Final answer:
To determine the pH and fraction of dissociation for a 0.150 M solution of phenol, one would calculate the dissociation using an ICE table and Ka value, then find pH by taking the negative log of the hydrogen ion concentration. The fraction of dissociation is the ratio of dissociated acid to initial concentration. Factors affecting phenol's acidity include phenoxide ion stability, resonance, substituents, inductive effects, and solvent effects.
Step-by-step explanation:
To calculate the pH of a 0.150 M solution of hydroxybenzene, also known as phenol, we need to use its acid dissociation constant (Ka) which is not provided in the question. Assuming a generic weak acid, HA, the dissociation reaction is HA → H+ + A-, and the expression for the acid dissociation constant is Ka = [H+][A-]/[HA]. With the initial concentration of HA and assuming x is the concentration of H+ that dissociates, the equilibrium concentrations would be [HA] = 0.150 - x, [H+] = x, and [A-] = x.

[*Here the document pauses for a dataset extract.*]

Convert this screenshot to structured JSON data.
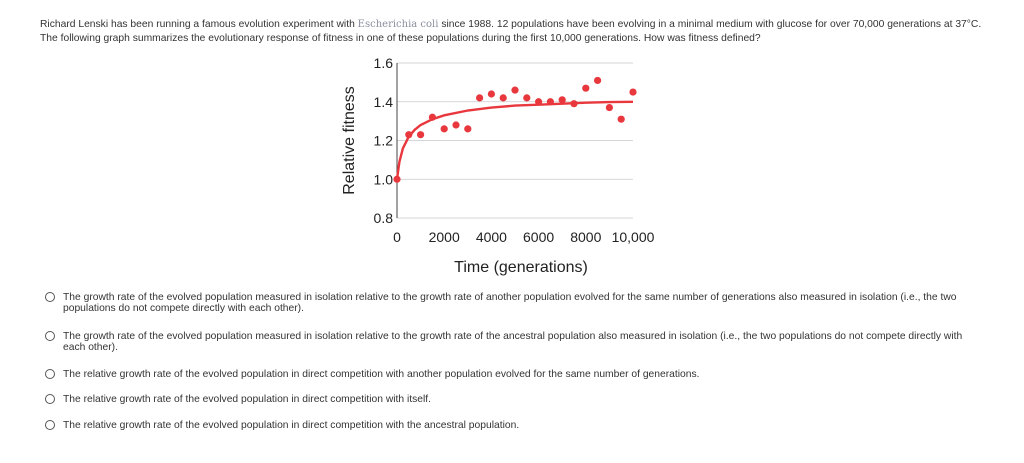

To find the pH and fraction of dissociation of the acid solution, one might set up an ICE table and solve the quadratic equation that stems from the Ka expression, or use a simplifying assumption if valid. Once the [H+] is found, the pH can be calculated by taking the negative logarithm (base 10) of the [H+] concentration.
The fraction of dissociation (α) is the ratio of the dissociated acid concentration to the initial acid concentration, α = [A-]/[HA]initial.
Factors that influence the acidity of phenol include the stability of the phenoxide ion, resonance stabilization, substituents on the phenol ring, inductive effects, and solvent effects.